[PHNOM PENH POST]
A ninth telecoms operator would enter the Cambodian market next year,
officials said yesterday, surprising insiders who claimed the sector was
already overcrowded.
Camintel, a joint Cambodian state- and
Korean-owned company, would offer mobile services in 2012, CEO Kang
Nam-kook said yesterday at a telecommunications conference in Phnom
Penh.
“Although we are a fixed-line player now, ultimately our
plan is to be in mobile,” he said, adding the service was linked to what
would be a two-pronged business strategy combining fixed-line and
mobile services.
“Our goal is to be the number-one telecoms operator in Cambodia.”
The mobile service would be available in about a year, Kang Nam-kook said on the sidelines of the conference.
Camintel’s
data services – particularly attractive to smartphone users – should
differentiate it from the eight other providers in the country, he
claimed.
Camintel would most likely be the final operator to
enter the market, Sea Nareth, the Ministry of Posts and
Telecommunications’ director of radio frequency management and
licensing, said yesterday.
The ministry, however, would not stop
entrants as long as there was frequency available, Sea Nareth said,
adding that the entry of another operator was good for competition.
“We cannot stop players coming into the market because this is a free market,” Sea Nareth said.
“But Camintel is the last player, as far as I can see.”
Sea Nareth said Camintel was awarded its mobile licence just five months ago.
As
overall industry revenues contracted for Cambodia’s eight current
mobile operators, government regulation should be enhanced to limit
uncompetitive service providers, OSK Bank analyst Jeffery Tan said.
“There
needs to be an overhaul of the regulatory structure advocating
transparency in the award of spectrums [and] licences, and a formal
legal structure established to govern the industry properly,” Tan said
via email from Kuala Lumpur.
Consolidation, as industry watchers
have long noted about Cambodia’s market, would be essential to the
future of the market, he added.
Camintel’s announcement came as a
surprise to the Kingdom’s other telecoms operators, as insiders largely
agree that the sector is overcrowded.
“Most independent
observers say [the market] can support three to four operators.
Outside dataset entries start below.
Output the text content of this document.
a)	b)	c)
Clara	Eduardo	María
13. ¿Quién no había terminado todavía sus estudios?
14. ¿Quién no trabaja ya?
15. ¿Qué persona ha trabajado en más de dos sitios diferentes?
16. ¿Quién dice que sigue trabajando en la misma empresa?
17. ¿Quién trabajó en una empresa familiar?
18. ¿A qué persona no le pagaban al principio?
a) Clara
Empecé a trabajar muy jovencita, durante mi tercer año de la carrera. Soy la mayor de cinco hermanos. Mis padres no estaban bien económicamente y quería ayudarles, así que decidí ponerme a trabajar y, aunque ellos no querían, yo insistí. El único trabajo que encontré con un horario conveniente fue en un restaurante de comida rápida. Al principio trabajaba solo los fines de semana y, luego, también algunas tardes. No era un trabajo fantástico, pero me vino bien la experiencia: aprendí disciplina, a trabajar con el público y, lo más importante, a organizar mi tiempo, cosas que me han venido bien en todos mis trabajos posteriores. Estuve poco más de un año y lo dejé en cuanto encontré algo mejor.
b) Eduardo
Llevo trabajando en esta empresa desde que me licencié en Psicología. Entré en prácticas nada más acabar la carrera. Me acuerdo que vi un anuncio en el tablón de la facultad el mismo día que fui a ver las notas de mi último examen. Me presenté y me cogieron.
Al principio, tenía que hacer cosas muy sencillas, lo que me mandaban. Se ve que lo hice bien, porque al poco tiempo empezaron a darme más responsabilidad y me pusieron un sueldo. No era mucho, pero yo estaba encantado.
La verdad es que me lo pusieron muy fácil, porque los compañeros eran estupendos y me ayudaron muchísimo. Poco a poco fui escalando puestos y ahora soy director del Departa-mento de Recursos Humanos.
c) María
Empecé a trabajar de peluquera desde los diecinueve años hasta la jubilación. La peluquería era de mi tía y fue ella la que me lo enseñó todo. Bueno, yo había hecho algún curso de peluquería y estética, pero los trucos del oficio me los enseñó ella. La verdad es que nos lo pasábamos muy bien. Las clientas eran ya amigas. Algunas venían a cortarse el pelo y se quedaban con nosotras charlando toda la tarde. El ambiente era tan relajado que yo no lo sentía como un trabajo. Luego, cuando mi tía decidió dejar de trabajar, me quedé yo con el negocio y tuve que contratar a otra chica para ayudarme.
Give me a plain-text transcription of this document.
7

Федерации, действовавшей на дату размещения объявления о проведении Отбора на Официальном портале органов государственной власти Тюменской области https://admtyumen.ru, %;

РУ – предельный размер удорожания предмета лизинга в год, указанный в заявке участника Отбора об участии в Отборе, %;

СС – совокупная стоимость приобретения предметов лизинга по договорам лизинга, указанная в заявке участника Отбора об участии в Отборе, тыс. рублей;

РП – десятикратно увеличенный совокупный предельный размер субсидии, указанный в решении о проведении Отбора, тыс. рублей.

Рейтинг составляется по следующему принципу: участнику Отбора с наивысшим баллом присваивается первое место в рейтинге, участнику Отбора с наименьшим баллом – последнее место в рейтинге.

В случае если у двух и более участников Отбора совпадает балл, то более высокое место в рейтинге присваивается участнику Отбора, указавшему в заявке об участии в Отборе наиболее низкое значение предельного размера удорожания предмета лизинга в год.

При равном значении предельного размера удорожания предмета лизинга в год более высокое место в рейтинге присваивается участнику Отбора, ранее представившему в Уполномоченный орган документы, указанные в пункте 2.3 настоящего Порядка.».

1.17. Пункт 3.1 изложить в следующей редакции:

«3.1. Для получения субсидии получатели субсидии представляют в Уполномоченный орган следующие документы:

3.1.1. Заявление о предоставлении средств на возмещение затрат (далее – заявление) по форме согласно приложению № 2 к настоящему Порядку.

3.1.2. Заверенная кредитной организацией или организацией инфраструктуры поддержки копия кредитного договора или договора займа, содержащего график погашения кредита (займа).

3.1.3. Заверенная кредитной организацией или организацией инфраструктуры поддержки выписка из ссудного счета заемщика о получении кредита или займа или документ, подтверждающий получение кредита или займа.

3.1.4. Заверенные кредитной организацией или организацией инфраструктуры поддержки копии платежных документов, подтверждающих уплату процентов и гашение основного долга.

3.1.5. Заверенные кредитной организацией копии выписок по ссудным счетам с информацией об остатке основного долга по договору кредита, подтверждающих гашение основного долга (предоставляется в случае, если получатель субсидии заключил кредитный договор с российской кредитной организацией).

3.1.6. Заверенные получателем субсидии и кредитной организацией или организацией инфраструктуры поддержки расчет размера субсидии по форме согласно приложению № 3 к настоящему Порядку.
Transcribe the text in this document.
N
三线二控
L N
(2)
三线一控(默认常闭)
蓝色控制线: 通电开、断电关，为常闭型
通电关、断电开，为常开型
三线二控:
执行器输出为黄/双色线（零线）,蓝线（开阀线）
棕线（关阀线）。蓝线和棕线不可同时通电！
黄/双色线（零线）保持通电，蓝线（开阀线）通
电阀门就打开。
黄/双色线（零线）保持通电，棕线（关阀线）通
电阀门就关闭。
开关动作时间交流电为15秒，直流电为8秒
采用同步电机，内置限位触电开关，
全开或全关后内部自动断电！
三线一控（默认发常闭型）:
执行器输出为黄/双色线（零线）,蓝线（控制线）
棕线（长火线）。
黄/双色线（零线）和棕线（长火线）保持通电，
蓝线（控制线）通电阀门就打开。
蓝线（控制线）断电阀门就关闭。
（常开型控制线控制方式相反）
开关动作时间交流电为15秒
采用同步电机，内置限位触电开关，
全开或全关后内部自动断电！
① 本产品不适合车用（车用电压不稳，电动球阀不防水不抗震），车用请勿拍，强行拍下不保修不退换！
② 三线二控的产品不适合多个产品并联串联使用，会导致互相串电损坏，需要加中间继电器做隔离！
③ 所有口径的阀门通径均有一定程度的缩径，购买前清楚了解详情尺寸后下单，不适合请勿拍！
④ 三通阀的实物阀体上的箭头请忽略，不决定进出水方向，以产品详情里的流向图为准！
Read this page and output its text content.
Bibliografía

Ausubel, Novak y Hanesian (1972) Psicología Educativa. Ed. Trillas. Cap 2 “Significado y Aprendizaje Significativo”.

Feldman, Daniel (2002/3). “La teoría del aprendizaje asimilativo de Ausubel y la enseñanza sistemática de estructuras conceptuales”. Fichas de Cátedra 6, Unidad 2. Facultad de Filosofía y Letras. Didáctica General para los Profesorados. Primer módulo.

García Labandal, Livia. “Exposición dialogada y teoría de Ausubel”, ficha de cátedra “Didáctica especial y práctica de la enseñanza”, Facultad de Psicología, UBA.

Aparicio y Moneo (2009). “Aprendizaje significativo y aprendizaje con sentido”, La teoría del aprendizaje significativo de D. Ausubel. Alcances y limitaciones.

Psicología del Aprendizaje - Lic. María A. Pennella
This is
the ninth,” Hello chief executive officer Simon Perkins said yesterday.
“I can’t imagine [their] business being successful.”
Kang
Nam-kook said Camintel’s fixed-line and mobile convergence plan would
target banks, hotels and office buildings, but Perkins said the low
number of fixed lines in the country would limit the plan’s
profitability.
Korean-owned KTC Cable Co bought a 49 per cent
stake in Camintel in 2008, according to Camintel’s website. The Ministry
of Posts and Telecommunications owns 51 per cent, the website says.
Camintel,
along with Telecom Cambodia, was one of the Kingdom’s biggest
fixed-line operators, Kang Nam-kook said at yesterday’s conference.
The company also operates as an internet service provider and sells internet protocol phones.